The Madison City Council voted unanimously to approve the buying of cameras.

Posted: Apr 23, 2018 11:06 PM

The Madison City Council unanimously approved buying sixty body worn cameras for the Madison Police Department.

Madison Police Chief David Jernigan told WAAY 31 the department is the last law enforcement agency of their size in north Alabama to get body worn cameras for officers.

The Madison City Council approved spending just over $65,000 to pay for the cameras from the departmental budget.

Someone who works in Madison said he's surprised to find out officers didn't already have these body worn cameras.

"You would think our police department would have top of the line everything, but in the past couple year or two or so, with all the incidents thats been going on, its about time they catch up," said Nocholas Britton.

Britton works as an engineer in Madison and he said body worn cameras on law enforcement make a huge difference.

"It makes me feel safer in the fact I know he or she might think different about how they approach the situation, or how they talk to me, or how the treat me, cause they know they're being watched as well. A lot of things happen when they know its only you and him there, or you or her there," said Britton.

Madison Police Chief David Jernigan told WAAY 31 getting these cameras is extremely important to increase the departments transparency and accountability for the safety of the public and for the police.

All patrol officers and school resource officers will have these cameras.

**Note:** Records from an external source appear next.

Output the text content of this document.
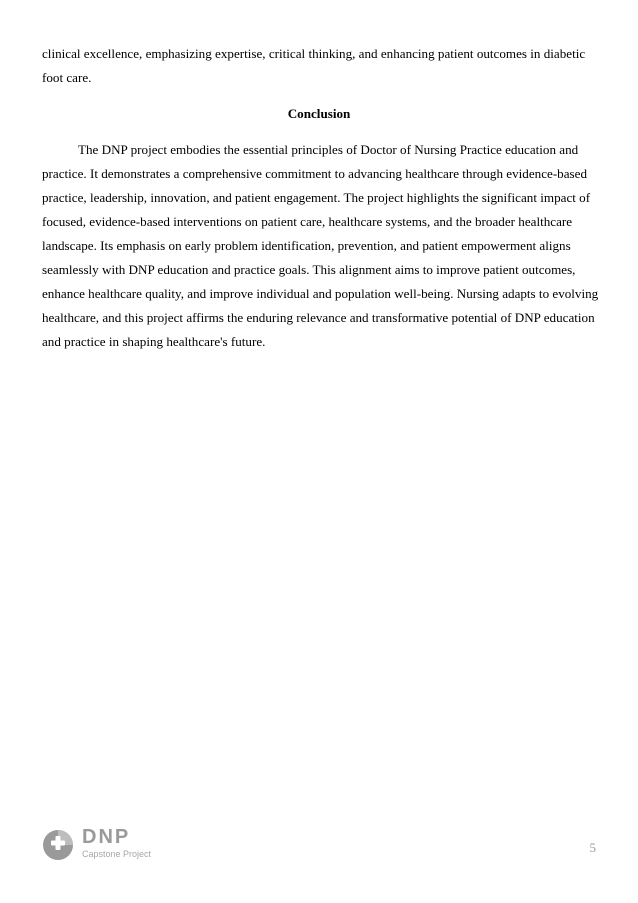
clinical excellence, emphasizing expertise, critical thinking, and enhancing patient outcomes in diabetic foot care.

Conclusion

The DNP project embodies the essential principles of Doctor of Nursing Practice education and practice. It demonstrates a comprehensive commitment to advancing healthcare through evidence-based practice, leadership, innovation, and patient engagement. The project highlights the significant impact of focused, evidence-based interventions on patient care, healthcare systems, and the broader healthcare landscape. Its emphasis on early problem identification, prevention, and patient empowerment aligns seamlessly with DNP education and practice goals. This alignment aims to improve patient outcomes, enhance healthcare quality, and improve individual and population well-being. Nursing adapts to evolving healthcare, and this project affirms the enduring relevance and transformative potential of DNP education and practice in shaping healthcare's future.

DNP
Capstone Project	5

They'll be bought this summer an d officers will go through training.

After that they will hit the streets fully on September 1st.

"Hopefully nothing will ever happen, but in the odd chances where something does need to be played back its on camera. Nobody can lie, or it makes it harder to lie," said Britton.

Britton said its a shame body camera's are needed in society.

"Ethically speaking I feel as though you shouldn't need a body camera in the first place, because everyone should just act right. Treat people how you want to be treated. Obviously the world doesn't behave that way. So, to force everyone to be accountable and not just trust people to do the right thing, I think its a good measure," said Britton.

Once the body cameras are bought and officers go through some training the Madison Police Department will release the specific policy officers will be following with the cameras.